Lamps Plus employee, Varela, sued the company after the disclosure of the private tax information of more than 1,000 company employees. Because of an arbitration clause in his employment agreement, the company moved to send the case to arbitration. The district court sent the case to arbitration, but for the issues to be arbitrated classwide rather than individually. The United States Court of Appeals, Ninth Circuit affirmed that ruling. The United States Supreme Court found that class arbitration is significantly different than individual arbitration. Because the employment agreement was ambiguous regarding whether class arbitration had been agreed to by the parties, the Supreme Court reversed.

Chief Justice Roberts wrote the majority opinion. In addition to joining that opinion, Justice Thomas wrote a concurring opinion. Justices Ginsburg, Breyer, Sotomayor and Kagan wrote dissenting opinions. 

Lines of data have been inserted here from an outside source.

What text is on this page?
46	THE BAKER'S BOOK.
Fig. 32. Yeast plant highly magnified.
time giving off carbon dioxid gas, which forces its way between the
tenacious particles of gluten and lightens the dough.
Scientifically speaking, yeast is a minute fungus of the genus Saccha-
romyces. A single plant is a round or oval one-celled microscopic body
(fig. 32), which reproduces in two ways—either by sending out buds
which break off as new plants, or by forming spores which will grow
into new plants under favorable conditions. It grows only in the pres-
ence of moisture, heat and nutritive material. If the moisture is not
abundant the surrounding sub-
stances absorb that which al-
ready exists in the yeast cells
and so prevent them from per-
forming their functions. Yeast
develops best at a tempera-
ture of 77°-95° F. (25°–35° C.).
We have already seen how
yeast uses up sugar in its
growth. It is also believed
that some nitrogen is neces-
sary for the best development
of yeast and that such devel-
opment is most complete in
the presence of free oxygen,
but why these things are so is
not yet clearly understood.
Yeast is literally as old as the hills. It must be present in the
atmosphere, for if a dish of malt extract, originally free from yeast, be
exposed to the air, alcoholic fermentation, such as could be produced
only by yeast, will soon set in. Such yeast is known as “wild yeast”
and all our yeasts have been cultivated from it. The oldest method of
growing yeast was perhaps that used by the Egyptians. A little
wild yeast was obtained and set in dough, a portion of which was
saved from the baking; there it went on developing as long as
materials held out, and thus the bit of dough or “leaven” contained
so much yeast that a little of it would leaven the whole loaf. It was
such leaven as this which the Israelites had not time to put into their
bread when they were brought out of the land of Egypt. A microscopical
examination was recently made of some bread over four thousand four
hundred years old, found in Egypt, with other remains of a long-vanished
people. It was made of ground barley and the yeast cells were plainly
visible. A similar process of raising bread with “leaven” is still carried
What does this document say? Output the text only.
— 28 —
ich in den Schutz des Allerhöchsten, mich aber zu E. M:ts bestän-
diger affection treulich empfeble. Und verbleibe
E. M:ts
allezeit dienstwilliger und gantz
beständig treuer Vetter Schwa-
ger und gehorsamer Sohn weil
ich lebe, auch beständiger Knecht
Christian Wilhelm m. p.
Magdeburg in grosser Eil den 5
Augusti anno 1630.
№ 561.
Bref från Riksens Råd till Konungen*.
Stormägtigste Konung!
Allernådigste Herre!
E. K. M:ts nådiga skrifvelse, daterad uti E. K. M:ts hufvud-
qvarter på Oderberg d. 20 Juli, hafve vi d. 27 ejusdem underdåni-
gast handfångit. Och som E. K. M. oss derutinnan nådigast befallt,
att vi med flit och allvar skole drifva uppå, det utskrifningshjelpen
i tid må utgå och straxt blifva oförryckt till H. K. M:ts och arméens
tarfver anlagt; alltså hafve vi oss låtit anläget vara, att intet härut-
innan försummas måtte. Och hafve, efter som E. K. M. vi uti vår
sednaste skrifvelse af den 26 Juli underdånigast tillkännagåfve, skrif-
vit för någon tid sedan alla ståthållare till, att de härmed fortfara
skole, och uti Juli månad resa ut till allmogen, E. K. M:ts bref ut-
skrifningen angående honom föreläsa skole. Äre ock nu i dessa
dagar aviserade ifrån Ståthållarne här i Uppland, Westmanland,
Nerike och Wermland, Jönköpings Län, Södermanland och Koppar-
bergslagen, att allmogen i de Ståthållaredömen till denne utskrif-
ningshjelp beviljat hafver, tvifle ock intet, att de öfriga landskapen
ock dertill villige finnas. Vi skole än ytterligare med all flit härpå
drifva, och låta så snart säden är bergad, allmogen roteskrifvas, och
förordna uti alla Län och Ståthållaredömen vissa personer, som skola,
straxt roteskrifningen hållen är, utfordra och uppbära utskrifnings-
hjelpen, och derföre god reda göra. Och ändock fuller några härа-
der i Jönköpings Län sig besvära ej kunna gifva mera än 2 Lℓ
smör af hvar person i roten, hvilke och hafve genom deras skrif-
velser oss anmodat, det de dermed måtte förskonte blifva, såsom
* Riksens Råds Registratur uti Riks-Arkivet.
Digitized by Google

The majority opinion noted that the Federal Arbitration Act (FAA) requires courts to enforce arbitration agreements and concluded it should follow the 2010 ruling in Stolt-Nielsen S.A. v. AnimalFeeds, Int’l Corp, 559 U.S. 662 (2010), a case in which the court refused to compel arbitration on a classwide basis because the agreement was “silent” on the issue of class wide arbitration. Chief Justice Roberts noted the court’s finding in Epic Systems Corp. v. Lewis, 584 U. S. ___, ___ (2018) (slip op., at 8), a case in which the court ruled that classwide arbitration fundamentally changes the individual arbitration envisioned by the Federal Arbitration Act (FAA). For that reason, the FAA did not compel parties to “submit to class arbitration unless there is a contractual basis for concluding that the party agreed to do so.” Stolt-Nielsen, 559 U.S., at 684. Relying heavily on the Stolt-Nielsen ruling (559 U.S., at 684), the court concluded that an ambiguous arbitration agreement could not be used to compel classwide arbitration.

A significant difference between the various opinions was whether the agreement was truly ambiguous. If it was, then many of the dissenting justices would follow California law, as did the Ninth Circuit, and hold that the ambiguity should be construed against the employer, Lamps Plus, and have the classwide arbitration proceed.